Cerner, one of the largest digital medical records providers in the U.S., allegedly showed systemic bias against qualified Black and Asian applicants for a number of positions.
The DOL’s Office of Federal Contract Compliance Programs said it found evidence of discrimination in a routine compliance review of the vendor, which holds federal contracts with the Centers for Disease Control and Prevention and the Department of Veterans Affairs.
The applicants involved applied for positions at five facilities in Missouri and Kansas — specifically, the Cerner Oaks Campus and Cerner Innovations Campus in Kansas City, Missouri; and the Cerner Corp. and Cerner Continuous Campus North Tower in Kansas City, Kansas.
OFCCP found that Cerner violated an executive order prohibiting federal contractors from discriminating in employment based on factors including race, religion and sexual orientation. In their review, federal regulators found statistically significant differences in the hiring rates for Black and Asian applicants compared to similarly qualified White applicants, according to the compliance agreement between the DOL and Cerner.

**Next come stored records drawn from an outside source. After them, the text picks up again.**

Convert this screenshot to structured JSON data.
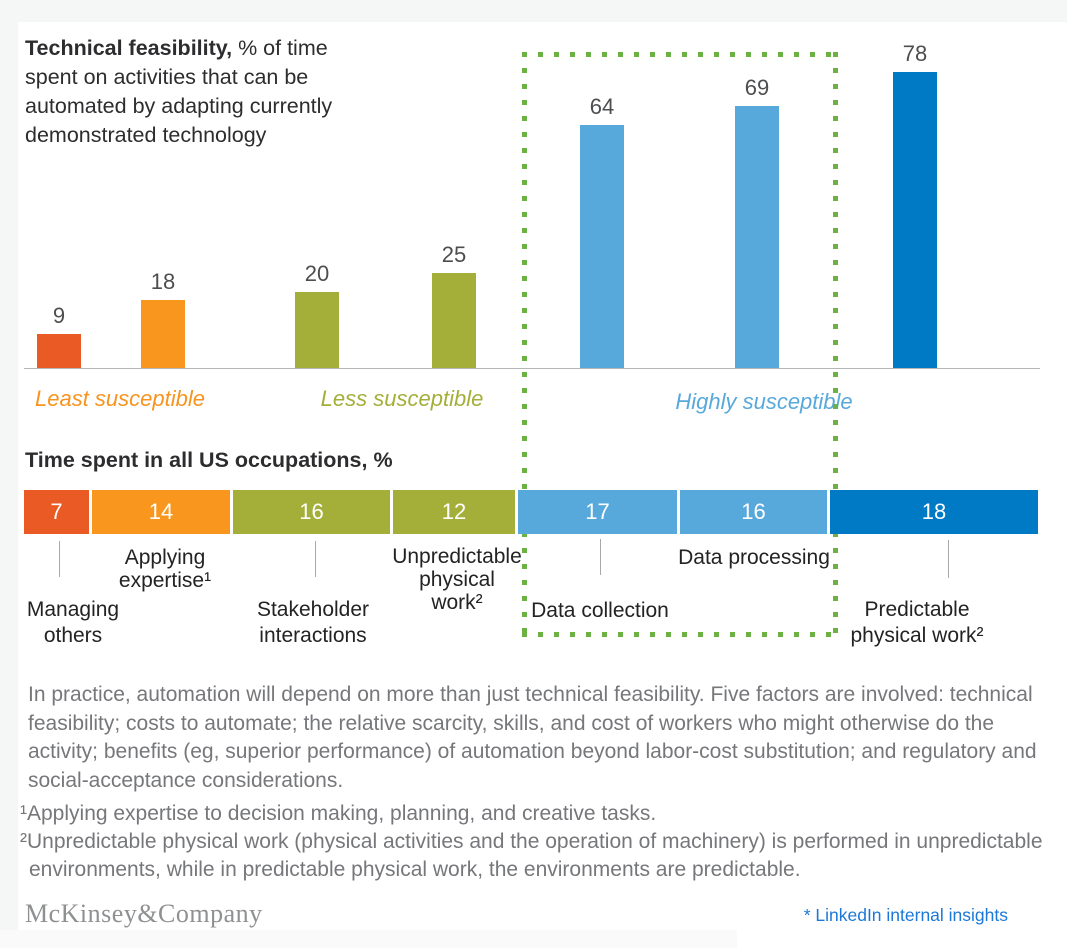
{
  "title": {
    "bold": "Technical feasibility,",
    "rest": " % of time spent on activities that can be automated by adapting currently demonstrated technology"
  },
  "section2_heading": "Time spent in all US occupations, %",
  "chart_data": [
    {
      "type": "bar",
      "title": "Technical feasibility, % of time spent on activities that can be automated by adapting currently demonstrated technology",
      "categories": [
        "Managing others",
        "Applying expertise¹",
        "Stakeholder interactions",
        "Unpredictable physical work²",
        "Data collection",
        "Data processing",
        "Predictable physical work²"
      ],
      "values": [
        9,
        18,
        20,
        25,
        64,
        69,
        78
      ],
      "bar_colors": [
        "#E95A25",
        "#F8961D",
        "#A4AF39",
        "#A4AF39",
        "#58A9DB",
        "#58A9DB",
        "#017AC5"
      ],
      "ylim": [
        0,
        80
      ],
      "grid": false,
      "data_labels_shown": true,
      "groups": [
        {
          "label": "Least susceptible",
          "color": "#F7941D"
        },
        {
          "label": "Less susceptible",
          "color": "#A4AF39"
        },
        {
          "label": "Highly susceptible",
          "color": "#58A9DB"
        }
      ],
      "highlight": {
        "style": "dotted-rectangle",
        "color": "#6BB243",
        "encloses": [
          "Data collection",
          "Data processing"
        ]
      }
    },
    {
      "type": "bar",
      "subtype": "horizontal-stacked",
      "title": "Time spent in all US occupations, %",
      "categories": [
        "Managing others",
        "Applying expertise¹",
        "Stakeholder interactions",
        "Unpredictable physical work²",
        "Data collection",
        "Data processing",
        "Predictable physical work²"
      ],
      "values": [
        7,
        14,
        16,
        12,
        17,
        16,
        18
      ],
      "bar_colors": [
        "#E95A25",
        "#F8961D",
        "#A4AF39",
        "#A4AF39",
        "#58A9DB",
        "#58A9DB",
        "#017AC5"
      ],
      "category_label_lines": [
        [
          "Managing",
          "others"
        ],
        [
          "Applying",
          "expertise¹"
        ],
        [
          "Stakeholder",
          "interactions"
        ],
        [
          "Unpredictable",
          "physical",
          "work²"
        ],
        [
          "Data collection"
        ],
        [
          "Data processing"
        ],
        [
          "Predictable",
          "physical work²"
        ]
      ]
    }
  ],
  "body_paragraph": "In practice, automation will depend on more than just technical feasibility. Five factors are involved: technical feasibility; costs to automate; the relative scarcity, skills, and cost of workers who might otherwise do the activity; benefits (eg, superior performance) of automation beyond labor-cost substitution; and regulatory and social-acceptance considerations.",
  "footnotes": [
    "¹Applying expertise to decision making, planning, and creative tasks.",
    "²Unpredictable physical work (physical activities and the operation of machinery) is performed in unpredictable environments, while in predictable physical work, the environments are predictable."
  ],
  "footer": {
    "brand": "McKinsey&Company",
    "source_note": "* LinkedIn internal insights",
    "source_color": "#1B78D8"
  }
}
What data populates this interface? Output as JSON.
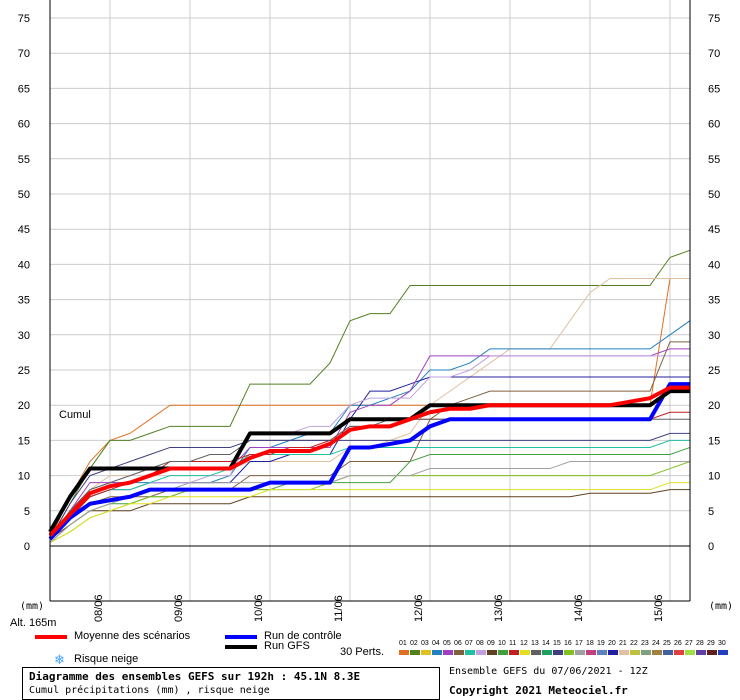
{
  "chart_data": {
    "type": "line",
    "y_ticks": [
      "75",
      "70",
      "65",
      "60",
      "55",
      "50",
      "45",
      "40",
      "35",
      "30",
      "25",
      "20",
      "15",
      "10",
      "5",
      "0"
    ],
    "ylim": [
      0,
      75
    ],
    "x_tick_labels": [
      "08/06",
      "09/06",
      "10/06",
      "11/06",
      "12/06",
      "13/06",
      "14/06",
      "15/06"
    ],
    "x_tick_hours": [
      18,
      42,
      66,
      90,
      114,
      138,
      162,
      186
    ],
    "xlim": [
      0,
      192
    ],
    "grid": true,
    "left_unit": "(mm)",
    "right_unit": "(mm)",
    "altitude": "Alt. 165m",
    "cumul_label": "Cumul",
    "legend": {
      "mean_label": "Moyenne des scénarios",
      "control_label": "Run de contrôle",
      "gfs_label": "Run GFS",
      "snow_label": "Risque neige",
      "perts_label": "30 Perts.",
      "snow_icon": "snowflake-icon"
    },
    "series": [
      {
        "name": "Moyenne des scénarios",
        "color": "#ff0000",
        "x": [
          0,
          6,
          12,
          18,
          24,
          30,
          36,
          42,
          48,
          54,
          60,
          66,
          72,
          78,
          84,
          90,
          96,
          102,
          108,
          114,
          120,
          126,
          132,
          138,
          144,
          150,
          156,
          162,
          168,
          174,
          180,
          186,
          192
        ],
        "values": [
          1.5,
          4.5,
          7.5,
          8.5,
          9,
          10,
          11,
          11,
          11,
          11,
          12.5,
          13.5,
          13.5,
          13.5,
          14.5,
          16.5,
          17,
          17,
          18,
          19,
          19.5,
          19.5,
          20,
          20,
          20,
          20,
          20,
          20,
          20,
          20.5,
          21,
          22.5,
          22.5
        ]
      },
      {
        "name": "Run de contrôle",
        "color": "#0000ff",
        "x": [
          0,
          6,
          12,
          18,
          24,
          30,
          36,
          42,
          48,
          54,
          60,
          66,
          72,
          78,
          84,
          90,
          96,
          102,
          108,
          114,
          120,
          126,
          132,
          138,
          144,
          150,
          156,
          162,
          168,
          174,
          180,
          186,
          192
        ],
        "values": [
          1,
          4,
          6,
          6.5,
          7,
          8,
          8,
          8,
          8,
          8,
          8,
          9,
          9,
          9,
          9,
          14,
          14,
          14.5,
          15,
          17,
          18,
          18,
          18,
          18,
          18,
          18,
          18,
          18,
          18,
          18,
          18,
          23,
          23
        ]
      },
      {
        "name": "Run GFS",
        "color": "#000000",
        "x": [
          0,
          6,
          12,
          18,
          24,
          30,
          36,
          42,
          48,
          54,
          60,
          66,
          72,
          78,
          84,
          90,
          96,
          102,
          108,
          114,
          120,
          126,
          132,
          138,
          144,
          150,
          156,
          162,
          168,
          174,
          180,
          186,
          192
        ],
        "values": [
          2,
          7,
          11,
          11,
          11,
          11,
          11,
          11,
          11,
          11,
          16,
          16,
          16,
          16,
          16,
          18,
          18,
          18,
          18,
          20,
          20,
          20,
          20,
          20,
          20,
          20,
          20,
          20,
          20,
          20,
          20,
          22,
          22
        ]
      }
    ],
    "perturbations": [
      {
        "color": "#e07020",
        "values": [
          1,
          7,
          12,
          15,
          16,
          18,
          20,
          20,
          20,
          20,
          20,
          20,
          20,
          20,
          20,
          20,
          20,
          20,
          20,
          20,
          20,
          20,
          20,
          20,
          20,
          20,
          20,
          20,
          20,
          20,
          20,
          38,
          38
        ]
      },
      {
        "color": "#508020",
        "values": [
          1,
          6,
          11,
          15,
          15,
          16,
          17,
          17,
          17,
          17,
          23,
          23,
          23,
          23,
          26,
          32,
          33,
          33,
          37,
          37,
          37,
          37,
          37,
          37,
          37,
          37,
          37,
          37,
          37,
          37,
          37,
          41,
          42
        ]
      },
      {
        "color": "#e0c0a0",
        "values": [
          1,
          5,
          8,
          10,
          10,
          11,
          11,
          11,
          11,
          11,
          12,
          12,
          12,
          12,
          12,
          14,
          14,
          15,
          16,
          20,
          22,
          24,
          26,
          28,
          28,
          28,
          32,
          36,
          38,
          38,
          38,
          38,
          38
        ]
      },
      {
        "color": "#2080c0",
        "values": [
          1,
          5,
          8,
          9,
          9,
          9,
          9,
          9,
          9,
          10,
          14,
          14,
          15,
          16,
          16,
          20,
          20,
          21,
          22,
          25,
          25,
          26,
          28,
          28,
          28,
          28,
          28,
          28,
          28,
          28,
          28,
          30,
          32
        ]
      },
      {
        "color": "#2020a0",
        "values": [
          1,
          4,
          7,
          8,
          8,
          9,
          9,
          9,
          9,
          9,
          12,
          12,
          13,
          13,
          13,
          18,
          22,
          22,
          23,
          24,
          24,
          24,
          24,
          24,
          24,
          24,
          24,
          24,
          24,
          24,
          24,
          24,
          24
        ]
      },
      {
        "color": "#a040c0",
        "values": [
          1,
          5,
          9,
          9,
          9,
          10,
          11,
          11,
          11,
          11,
          14,
          14,
          14,
          14,
          14,
          19,
          20,
          20,
          22,
          27,
          27,
          27,
          27,
          27,
          27,
          27,
          27,
          27,
          27,
          27,
          27,
          28,
          28
        ]
      },
      {
        "color": "#c0a0e0",
        "values": [
          1,
          4,
          7,
          8,
          8,
          9,
          9,
          9,
          10,
          10,
          16,
          16,
          16,
          17,
          17,
          20,
          21,
          21,
          21,
          24,
          24,
          25,
          27,
          27,
          27,
          27,
          27,
          27,
          27,
          27,
          27,
          27,
          27
        ]
      },
      {
        "color": "#806040",
        "values": [
          1,
          4,
          6,
          7,
          7,
          7,
          8,
          8,
          8,
          8,
          10,
          10,
          10,
          10,
          10,
          12,
          12,
          12,
          12,
          18,
          20,
          21,
          22,
          22,
          22,
          22,
          22,
          22,
          22,
          22,
          22,
          29,
          29
        ]
      },
      {
        "color": "#604020",
        "values": [
          1,
          3,
          5,
          5,
          5,
          6,
          6,
          6,
          6,
          6,
          7,
          7,
          7,
          7,
          7,
          7,
          7,
          7,
          7,
          7,
          7,
          7,
          7,
          7,
          7,
          7,
          7,
          7.5,
          7.5,
          7.5,
          7.5,
          8,
          8
        ]
      },
      {
        "color": "#40a040",
        "values": [
          0.5,
          3,
          5,
          6,
          6,
          7,
          7,
          8,
          8,
          8,
          8,
          8,
          9,
          9,
          9,
          9,
          9,
          9,
          12,
          13,
          13,
          13,
          13,
          13,
          13,
          13,
          13,
          13,
          13,
          13,
          13,
          13,
          14
        ]
      },
      {
        "color": "#80c020",
        "values": [
          0.5,
          2,
          4,
          5,
          6,
          7,
          7,
          8,
          8,
          8,
          8,
          8,
          8,
          8,
          9,
          10,
          10,
          10,
          10,
          10,
          10,
          10,
          10,
          10,
          10,
          10,
          10,
          10,
          10,
          10,
          10,
          11,
          12
        ]
      },
      {
        "color": "#e0e020",
        "values": [
          0.5,
          2,
          4,
          5,
          6,
          6,
          7,
          7,
          7,
          7,
          7,
          8,
          8,
          8,
          8,
          8,
          8,
          8,
          8,
          8,
          8,
          8,
          8,
          8,
          8,
          8,
          8,
          8,
          8,
          8,
          8,
          9,
          9
        ]
      },
      {
        "color": "#20c0a0",
        "values": [
          1,
          4,
          7,
          8,
          8,
          9,
          10,
          10,
          10,
          11,
          13,
          13,
          13,
          13,
          13,
          14,
          14,
          14,
          14,
          14,
          14,
          14,
          14,
          14,
          14,
          14,
          14,
          14,
          14,
          14,
          14,
          15,
          15
        ]
      },
      {
        "color": "#c02020",
        "values": [
          1,
          4,
          7,
          8,
          9,
          10,
          12,
          12,
          12,
          12,
          13,
          13,
          14,
          14,
          15,
          17,
          17,
          17,
          18,
          18,
          18,
          18,
          18,
          18,
          18,
          18,
          18,
          18,
          18,
          18,
          18,
          19,
          19
        ]
      },
      {
        "color": "#606060",
        "values": [
          1,
          5,
          8,
          9,
          10,
          11,
          12,
          12,
          13,
          13,
          15,
          15,
          15,
          15,
          15,
          17,
          17,
          18,
          18,
          18,
          18,
          18,
          18,
          18,
          18,
          18,
          18,
          18,
          18,
          18,
          18,
          18,
          18
        ]
      },
      {
        "color": "#404080",
        "values": [
          1,
          6,
          10,
          11,
          12,
          13,
          14,
          14,
          14,
          14,
          15,
          15,
          15,
          15,
          15,
          15,
          15,
          15,
          15,
          15,
          15,
          15,
          15,
          15,
          15,
          15,
          15,
          15,
          15,
          15,
          15,
          16,
          16
        ]
      },
      {
        "color": "#a0a0a0",
        "values": [
          0.5,
          3,
          5,
          6,
          7,
          8,
          8,
          9,
          9,
          9,
          9,
          9,
          9,
          9,
          9,
          10,
          10,
          10,
          10,
          11,
          11,
          11,
          11,
          11,
          11,
          11,
          12,
          12,
          12,
          12,
          12,
          12,
          12
        ]
      }
    ],
    "pert_legend": {
      "numbers": [
        "01",
        "02",
        "03",
        "04",
        "05",
        "06",
        "07",
        "08",
        "09",
        "10",
        "11",
        "12",
        "13",
        "14",
        "15",
        "16",
        "17",
        "18",
        "19",
        "20",
        "21",
        "22",
        "23",
        "24",
        "25",
        "26",
        "27",
        "28",
        "29",
        "30"
      ],
      "colors": [
        "#e07020",
        "#508020",
        "#e0c020",
        "#2080c0",
        "#a040c0",
        "#806040",
        "#20c0a0",
        "#c0a0e0",
        "#604020",
        "#40a040",
        "#c02020",
        "#e0e020",
        "#606060",
        "#20a060",
        "#404080",
        "#80c020",
        "#a0a0a0",
        "#c04080",
        "#6080c0",
        "#2020a0",
        "#e0c0a0",
        "#c0c040",
        "#80a080",
        "#a08040",
        "#4060a0",
        "#e04040",
        "#a0e040",
        "#6040a0",
        "#602020",
        "#2040c0"
      ]
    }
  },
  "footer": {
    "title": "Diagramme des ensembles GEFS sur 192h : 45.1N 8.3E",
    "subtitle": "Cumul précipitations (mm) , risque neige",
    "ensemble": "Ensemble GEFS du 07/06/2021 - 12Z",
    "copyright": "Copyright 2021 Meteociel.fr"
  }
}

The alleged bias in hiring rates resulted in a notable shortfall of Black and Asian hires for certain Cerner positions between 2015 and 2019.
The roles of medical billing and patient account specialists had a shortfall of 35 Black hires and 5 Asian hires; systems engineer had a shortfall of 20 Black hires and 12 Asian hires; software intern had a shortfall of 10 Asian hires; and technical solutions analyst had a shortfall of 10 Asian hires, regulators said.
Software giant Oracle acquired Cerner for $28.3 billion in June. With the acquisition, Oracle — which has said it plans to leverage Cerner to create a unified national health records database — also inherited a decade-long, $10 billion contract with the VA to design a new health records system linking VA hospitals and clinics.
The program has come under increased fire from regulators and lawmakers for implementation errors, potential patient harm and snowballing cost estimates.